Cora described the reception for Kimbrel as emotional.
"We know what he's been going through for a long, long time, since spring training. This team got together around him, and there's a lot of good things happening and we're very proud of him," Cora said. "There's more positive things happening for him off the field than actually on the field, and he's been great on the field. That gives us a lot of energy."
Kimbrel has converted nine of 10 save chances and has a 1.23 ERA in his 15 appearances this season.
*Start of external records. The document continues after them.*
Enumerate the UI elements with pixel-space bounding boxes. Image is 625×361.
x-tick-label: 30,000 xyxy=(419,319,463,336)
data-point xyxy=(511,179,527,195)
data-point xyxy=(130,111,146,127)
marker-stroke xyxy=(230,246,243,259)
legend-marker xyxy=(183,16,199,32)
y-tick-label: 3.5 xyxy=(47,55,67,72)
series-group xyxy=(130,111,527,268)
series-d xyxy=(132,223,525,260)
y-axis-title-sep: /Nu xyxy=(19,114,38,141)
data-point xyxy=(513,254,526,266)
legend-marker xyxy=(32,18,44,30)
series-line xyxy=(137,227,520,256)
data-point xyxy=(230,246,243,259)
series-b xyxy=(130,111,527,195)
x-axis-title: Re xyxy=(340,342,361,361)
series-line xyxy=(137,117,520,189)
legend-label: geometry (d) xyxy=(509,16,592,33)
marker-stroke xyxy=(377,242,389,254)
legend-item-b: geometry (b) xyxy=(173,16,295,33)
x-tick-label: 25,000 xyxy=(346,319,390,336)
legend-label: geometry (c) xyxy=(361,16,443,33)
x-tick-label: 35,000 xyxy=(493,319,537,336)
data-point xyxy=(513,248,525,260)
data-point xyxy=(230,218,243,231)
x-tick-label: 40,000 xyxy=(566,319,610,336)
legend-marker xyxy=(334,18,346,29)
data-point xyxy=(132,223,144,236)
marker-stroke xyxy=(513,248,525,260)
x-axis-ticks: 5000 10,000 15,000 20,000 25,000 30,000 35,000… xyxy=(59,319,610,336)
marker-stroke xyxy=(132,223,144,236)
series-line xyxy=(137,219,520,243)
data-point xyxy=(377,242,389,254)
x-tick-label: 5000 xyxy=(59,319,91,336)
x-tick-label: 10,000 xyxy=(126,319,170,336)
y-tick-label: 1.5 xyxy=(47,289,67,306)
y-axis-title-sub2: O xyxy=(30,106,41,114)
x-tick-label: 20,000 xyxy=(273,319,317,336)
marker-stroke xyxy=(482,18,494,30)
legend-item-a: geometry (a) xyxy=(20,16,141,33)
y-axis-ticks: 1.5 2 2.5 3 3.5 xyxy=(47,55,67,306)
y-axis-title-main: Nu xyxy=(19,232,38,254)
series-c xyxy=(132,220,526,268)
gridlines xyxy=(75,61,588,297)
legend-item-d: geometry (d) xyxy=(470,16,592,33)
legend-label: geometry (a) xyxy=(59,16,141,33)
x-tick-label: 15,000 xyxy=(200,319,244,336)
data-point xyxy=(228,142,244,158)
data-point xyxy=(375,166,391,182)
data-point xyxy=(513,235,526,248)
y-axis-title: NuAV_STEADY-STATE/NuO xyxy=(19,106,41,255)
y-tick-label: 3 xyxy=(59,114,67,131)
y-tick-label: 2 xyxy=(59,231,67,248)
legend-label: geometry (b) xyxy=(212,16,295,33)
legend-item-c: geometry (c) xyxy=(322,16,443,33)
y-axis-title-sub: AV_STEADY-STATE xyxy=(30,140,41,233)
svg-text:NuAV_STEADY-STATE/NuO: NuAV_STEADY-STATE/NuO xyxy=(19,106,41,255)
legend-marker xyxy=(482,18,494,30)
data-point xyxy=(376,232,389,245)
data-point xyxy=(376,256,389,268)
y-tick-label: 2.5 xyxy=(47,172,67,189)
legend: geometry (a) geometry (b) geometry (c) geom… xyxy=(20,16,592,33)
He has allowed only seven hits and two runs in 14 2-3 innings, with 21 strikeouts and four walks.
Outfielder Jackie Bradley Jr. said it was special sharing the moment with his teammate, especially after all Kimbrel has been through off the field.
"Obviously that's a whole lot more bigger than baseball," Bradley said. "So I think it's just amazing and a testament to how hard that he works, that he was able to still come back here and still compete at a very high level like we all know he can. That's special to watch him compete out there."
Hall of Fame closer Mariano Rivera got his 300th save in his 537th career appearance, while Joe Nathan got his in his 335th save opportunity and Francisco Rodriguez at age 31. Kimbrel surpassed all of them.
It was his 75th save with the Red Sox, who acquired the six-time All-Star in a trade from San Diego after the 2015 season. Kimbrel had 186 saves for the Braves in 2010-14 and 39 with the Padres during the season he got to spend around Trevor Hoffman, who along with Rivera are the only players with more than 600 career saves.
"I got to talk to him quite a bit, got to know him," Kimbrel said. "He's an awesome guy. I really enjoyed the time I got to spend with him out there."
Kimbrel is the 29th major league player with 300 career saves, and he leads that group by converting 91 percent of his saves, along with his 1.78 ERA, 14.72 strikeouts per nine innings and .155 batting average by opponents.
The only active pitcher with more saves is Minnesota's Fernando Rodney with 304. Rodney is 41 years old and playing his 16th season. But Kimbrel is only about halfway to Rivera (652 saves) and Hoffman (601).
"It's very impressive. The number in itself is impressive, but the number of years they were able to play the game and stay effective and keep that role, that says a lot," Kimbrel said. "Those are guys that as a baseball player growing up and now as a reliever, you look up to what they've done and how they did it, and it's very impressive."